As the long holiday weekend begins and the lake fills with boats, the State Police’s Marine Patrol unit yesterday asked boaters “to assist them” by complying with the state’s rafting rules.
Rafting laws are “designed to limit the concentration of boats on a sandbar by creating minimum distance requirements between boats, the shoreline, and rafts,” according to the state’s tweeted message. The primary aim is boater safety, but there can be other factors as well.
Ossipee Lake is one of a handful of state lakes with enforceable rafting rules that target specific areas. In our case, it’s the sandbar where the channel from the big lake enters Broad Bay at the junctions of Cassie Cove, Turtle Cove and Spindle Point.
The sandbar was the focus of state rule-making in 2001 after years of complaints by lake property owners and members of the boating community who said crowds at the site had created a public nuisance and safety hazards.
A state hearing on the matter resulted in Saf-C 407.04, which limited “rafts” at the sandbar to 10 boats that must stay 50 feet from the main navigation channel and be gone by sunset.
The regulation ended the debate but satisfied few. By one interpretation of the rule, there can be no more than 10 boats at the site. But another interpretation posits that there can be any number of “rafts,” each consisting of 10 boats.
In any event, the sandbar rule has rarely been enforced, and it’s so old that many boaters who congregate there are unlikely to be aware of it. But COVID-19 may change that, because rafting is at the heart of the state’s social distancing guidelines for boaters.
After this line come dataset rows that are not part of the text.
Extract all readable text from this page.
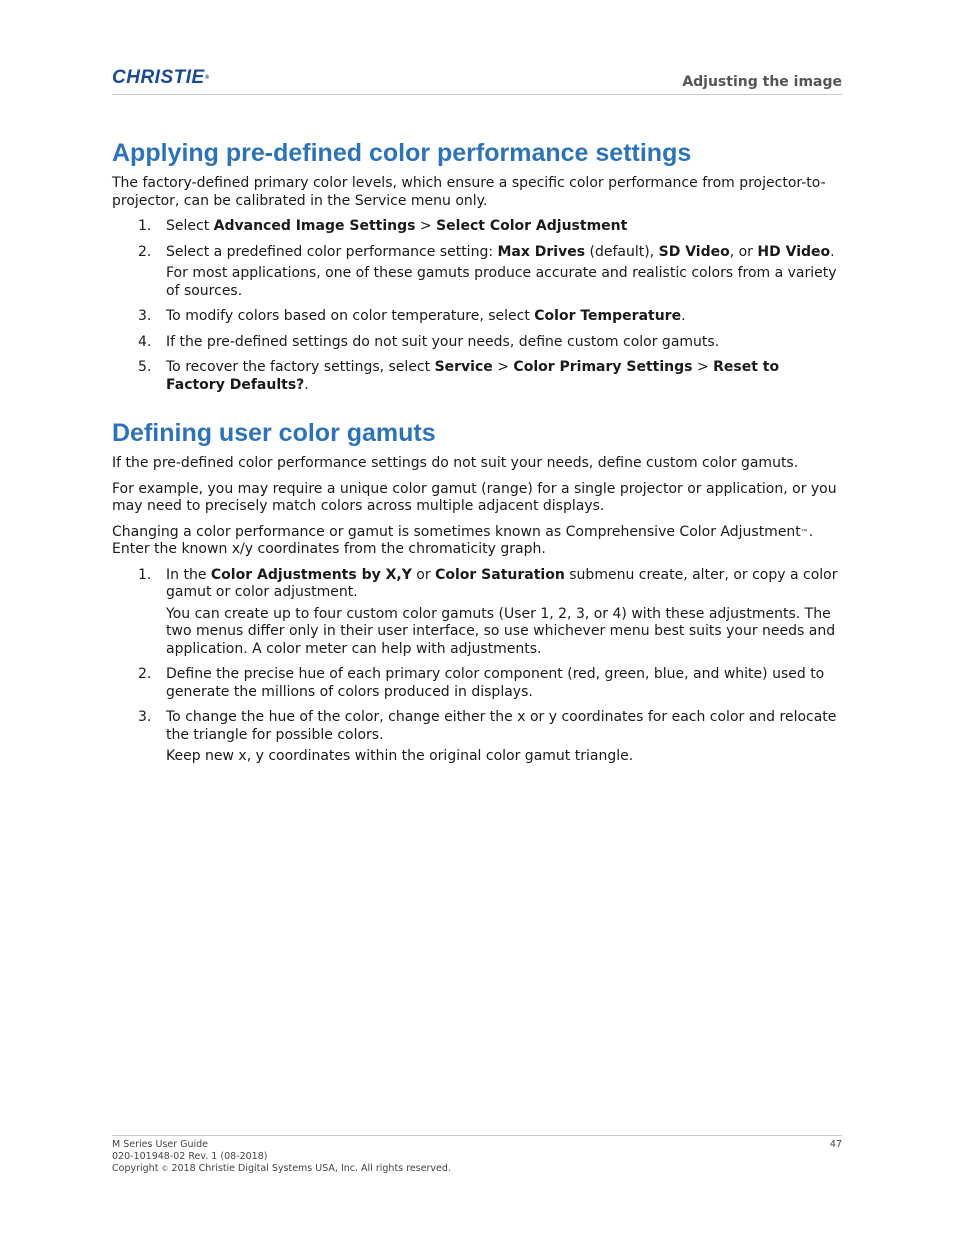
CHRISTIE®	Adjusting the image
Applying pre-defined color performance settings

The factory-defined primary color levels, which ensure a specific color performance from projector-to-projector, can be calibrated in the Service menu only.

1. Select Advanced Image Settings > Select Color Adjustment

2. Select a predefined color performance setting: Max Drives (default), SD Video, or HD Video.

For most applications, one of these gamuts produce accurate and realistic colors from a variety of sources.

3. To modify colors based on color temperature, select Color Temperature.

4. If the pre-defined settings do not suit your needs, define custom color gamuts.

5. To recover the factory settings, select Service > Color Primary Settings > Reset to Factory Defaults?.

Defining user color gamuts

If the pre-defined color performance settings do not suit your needs, define custom color gamuts.

For example, you may require a unique color gamut (range) for a single projector or application, or you may need to precisely match colors across multiple adjacent displays.

Changing a color performance or gamut is sometimes known as Comprehensive Color Adjustment™. Enter the known x/y coordinates from the chromaticity graph.

1. In the Color Adjustments by X,Y or Color Saturation submenu create, alter, or copy a color gamut or color adjustment.

You can create up to four custom color gamuts (User 1, 2, 3, or 4) with these adjustments. The two menus differ only in their user interface, so use whichever menu best suits your needs and application. A color meter can help with adjustments.

2. Define the precise hue of each primary color component (red, green, blue, and white) used to generate the millions of colors produced in displays.

3. To change the hue of the color, change either the x or y coordinates for each color and relocate the triangle for possible colors.

Keep new x, y coordinates within the original color gamut triangle.

M Series User Guide
020-101948-02 Rev. 1 (08-2018)
Copyright © 2018 Christie Digital Systems USA, Inc. All rights reserved.
47
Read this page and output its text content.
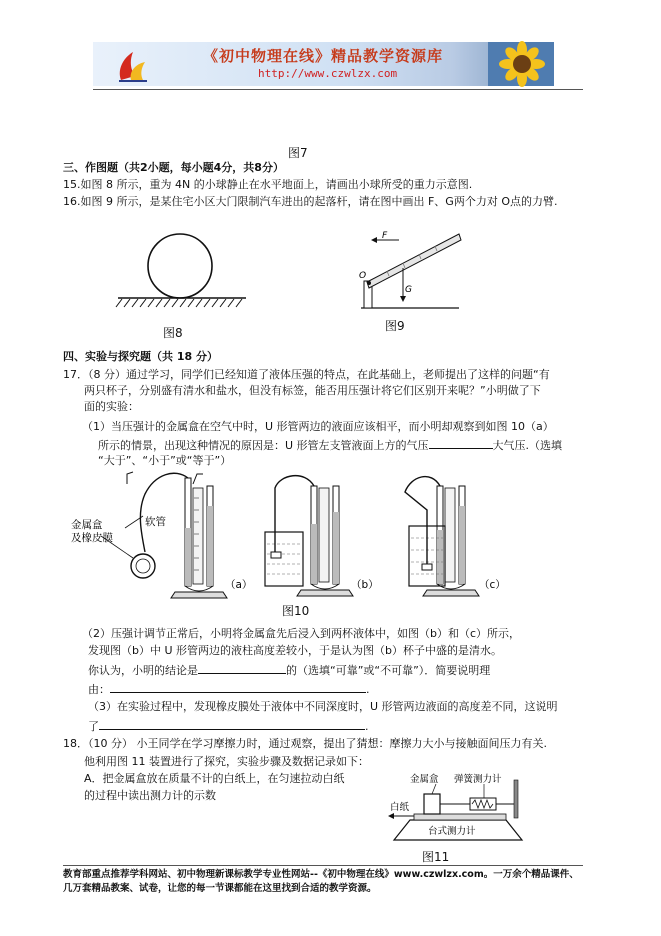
《初中物理在线》精品教学资源库
http://www.czwlzx.com
图7
三、作图题（共2小题，每小题4分，共8分）
15.如图 8 所示，重为 4N 的小球静止在水平地面上，请画出小球所受的重力示意图.
16.如图 9 所示，是某住宅小区大门限制汽车进出的起落杆，请在图中画出 F、G两个力对 O点的力臂.
图8
F
G
O
图9
四、实验与探究题（共 18 分）
17．（8 分）通过学习，同学们已经知道了液体压强的特点，在此基础上，老师提出了这样的问题“有
两只杯子，分别盛有清水和盐水，但没有标签，能否用压强计将它们区别开来呢？”小明做了下
面的实验：
（1）当压强计的金属盒在空气中时，U 形管两边的液面应该相平，而小明却观察到如图 10（a）
所示的情景，出现这种情况的原因是：U 形管左支管液面上方的气压	大气压.（选填
“大于”、“小于”或“等于”）
金属盒
及橡皮膜
软管
（a）	（b）	（c）
图10
（2）压强计调节正常后，小明将金属盒先后浸入到两杯液体中，如图（b）和（c）所示，
发现图（b）中 U 形管两边的液柱高度差较小，于是认为图（b）杯子中盛的是清水。
你认为，小明的结论是	的（选填“可靠”或“不可靠”）．简要说明理
由：	.
（3）在实验过程中，发现橡皮膜处于液体中不同深度时，U 形管两边液面的高度差不同，这说明
了	.
18．（10 分） 小王同学在学习摩擦力时，通过观察，提出了猜想：摩擦力大小与接触面间压力有关.
他利用图 11 装置进行了探究，实验步骤及数据记录如下：
A．把金属盒放在质量不计的白纸上，在匀速拉动白纸
的过程中读出测力计的示数
金属盒 弹簧测力计
白纸
台式测力计
图11
教育部重点推荐学科网站、初中物理新课标教学专业性网站--《初中物理在线》www.czwlzx.com。一万余个精品课件、
几万套精品教案、试卷，让您的每一节课都能在这里找到合适的教学资源。
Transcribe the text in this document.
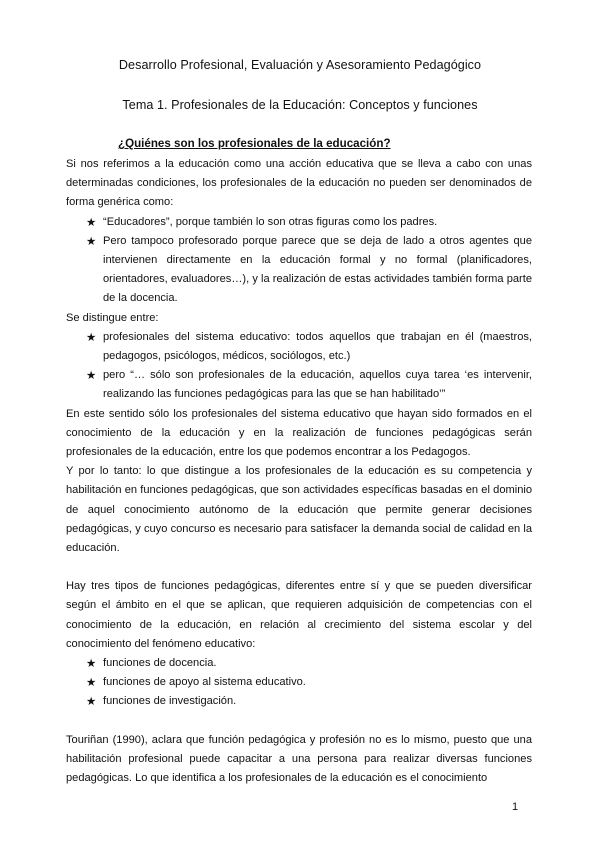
Desarrollo Profesional, Evaluación y Asesoramiento Pedagógico
Tema 1. Profesionales de la Educación: Conceptos y funciones
¿Quiénes son los profesionales de la educación?

Si nos referimos a la educación como una acción educativa que se lleva a cabo con unas determinadas condiciones, los profesionales de la educación no pueden ser denominados de forma genérica como:

★ “Educadores”, porque también lo son otras figuras como los padres.
★ Pero tampoco profesorado porque parece que se deja de lado a otros agentes que intervienen directamente en la educación formal y no formal (planificadores, orientadores, evaluadores…), y la realización de estas actividades también forma parte de la docencia.

Se distingue entre:

★ profesionales del sistema educativo: todos aquellos que trabajan en él (maestros, pedagogos, psicólogos, médicos, sociólogos, etc.)
★ pero “… sólo son profesionales de la educación, aquellos cuya tarea ‘es intervenir, realizando las funciones pedagógicas para las que se han habilitado’”

En este sentido sólo los profesionales del sistema educativo que hayan sido formados en el conocimiento de la educación y en la realización de funciones pedagógicas serán profesionales de la educación, entre los que podemos encontrar a los Pedagogos.

Y por lo tanto: lo que distingue a los profesionales de la educación es su competencia y habilitación en funciones pedagógicas, que son actividades específicas basadas en el dominio de aquel conocimiento autónomo de la educación que permite generar decisiones pedagógicas, y cuyo concurso es necesario para satisfacer la demanda social de calidad en la educación.

Hay tres tipos de funciones pedagógicas, diferentes entre sí y que se pueden diversificar según el ámbito en el que se aplican, que requieren adquisición de competencias con el conocimiento de la educación, en relación al crecimiento del sistema escolar y del conocimiento del fenómeno educativo:

★ funciones de docencia.
★ funciones de apoyo al sistema educativo.
★ funciones de investigación.

Touriñan (1990), aclara que función pedagógica y profesión no es lo mismo, puesto que una habilitación profesional puede capacitar a una persona para realizar diversas funciones pedagógicas. Lo que identifica a los profesionales de la educación es el conocimiento

1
“No Rafting—Keep Your Distance on the Water” is a key tenet of the guidelines, as seen on posters at marinas, boat ramps and other places where boaters gather. Additionally, the state has asked that boat passengers be limited to household members.
“NO GUESTS ON YOUR BOAT,” the poster also reads, in all caps.
Like most weekends, this weekend will bring rafting to a number of spots around the lake. But all eyes will likely to be on the sandbar, where the state’s 2001 rafting rule and its 2020 social distancing guidelines will combine to test whether boaters cooperate with the state’s request for cooperation, or whether the state will take action if the cooperation doesn’t materialize.